With HIV/HBV-coinfected persons, there is an emphasis on using TDF (alone or part of an emtricitabine coformulation) as part of a suppressive HIV regimen because of the activity against both viruses and high threshold for HBV resistance. If tenofovir cannot be given, for example, because of renal insufficiency, entecavir can be used. Many experts recommend that 1 mg/day be used in all HCV/HIV-coinfected patients. Entecavir has some HIV activity and thus should only be used with a fully suppressive
HIV regimen. This is true with regard to lamivudine and emtricitabine as well, which will select for HIV-resistant variants if used as HBV monotherapy. With HCV, the choice of ART is largely influenced by anticipated interactions with anti-HCV medications, including ribavirin (RBV) and the HCV protease inhibitors, boceprevir and find more telaprevir (Table 1A,B). In particular, zidovudine and ddl are avoided because of interactions Decitabine concentration with RBV.[16, 17] Interactions between boceprevir
or telaprevir and antiretroviral agents are complex and continue to evolve as new data become available (see below). In persons with cirrhosis, the question arises of what are the most liver-friendly ART regimens. Fortunately, most antiretroviral agents that are particularly hepatotoxic are not among the currently “recommended” agents. For example, tipranavir use is discouraged in patients with advanced liver disease because of a nearly 3-fold increase risk of liver injury. In addition, the so-called “d drugs” containing deoxynucleotide analogs (didanosine and stavudine) also may increase risk of hepatic steatosis and hepatoportal sclerosis, but are no longer routinely recommended.[19, 20] Drugs, such as nevirapine, that can cause hypersensitivity reactions are also best avoided in persons with cirrhosis. In persons with decompensated (Child-Pugh class C) cirrhosis, there may be a MCE preference for avoiding some protease inhibitors
(e.g., darunavir), though others (e.g., atazanavir) may be safely administered.

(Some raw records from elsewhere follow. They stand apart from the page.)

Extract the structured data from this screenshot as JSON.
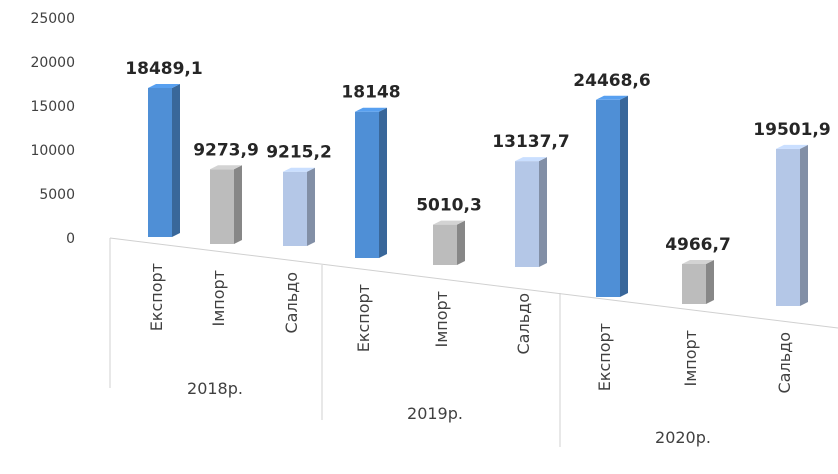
{
  "chart_data": {
    "type": "bar",
    "three_d": true,
    "groups": [
      "2018р.",
      "2019р.",
      "2020р."
    ],
    "categories": [
      "Експорт",
      "Імпорт",
      "Сальдо"
    ],
    "series": [
      {
        "values": [
          18489.1,
          18148,
          24468.6
        ],
        "color": "#4f8fd6"
      },
      {
        "values": [
          9273.9,
          5010.3,
          4966.7
        ],
        "color": "#bcbcbc"
      },
      {
        "values": [
          9215.2,
          13137.7,
          19501.9
        ],
        "color": "#b4c7e7"
      }
    ],
    "data_labels": [
      [
        "18489,1",
        "9273,9",
        "9215,2"
      ],
      [
        "18148",
        "5010,3",
        "13137,7"
      ],
      [
        "24468,6",
        "4966,7",
        "19501,9"
      ]
    ],
    "y_ticks": [
      "0",
      "5000",
      "10000",
      "15000",
      "20000",
      "25000"
    ],
    "ylim": [
      0,
      25000
    ],
    "grid": false,
    "legend": "none"
  }
}
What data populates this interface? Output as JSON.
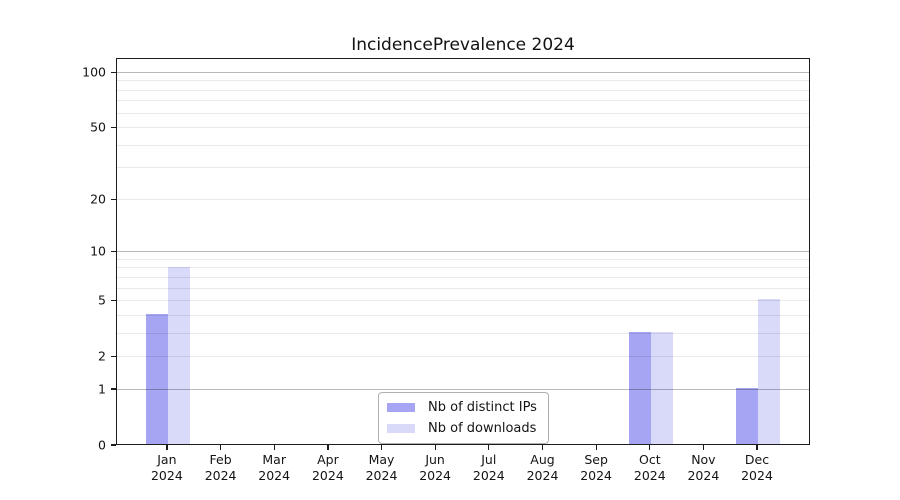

Natural history studies have shown that HIV coinfection promotes accelerated HCV hepatic fibrosis progression, even with excellent HIV control under ART. Moreover, in those who have progressed to cirrhosis, higher rates of liver failure and death are observed, compared with patients with HCV monoinfection. The mechanisms underlying accelerated hepatic fibrosis are being increasingly understood. Though immunopathogenesis as a result of virus-specific infiltrating T cells is a key driver of liver injury, it is unlikely that the dys-regulated T-cell response in HIV coinfection can alone suffice to explain the accelerated natural history. Rather, a series of perturbations brought about by HIV infection in the liver microenvironment appears to contribute to the observed phenotype.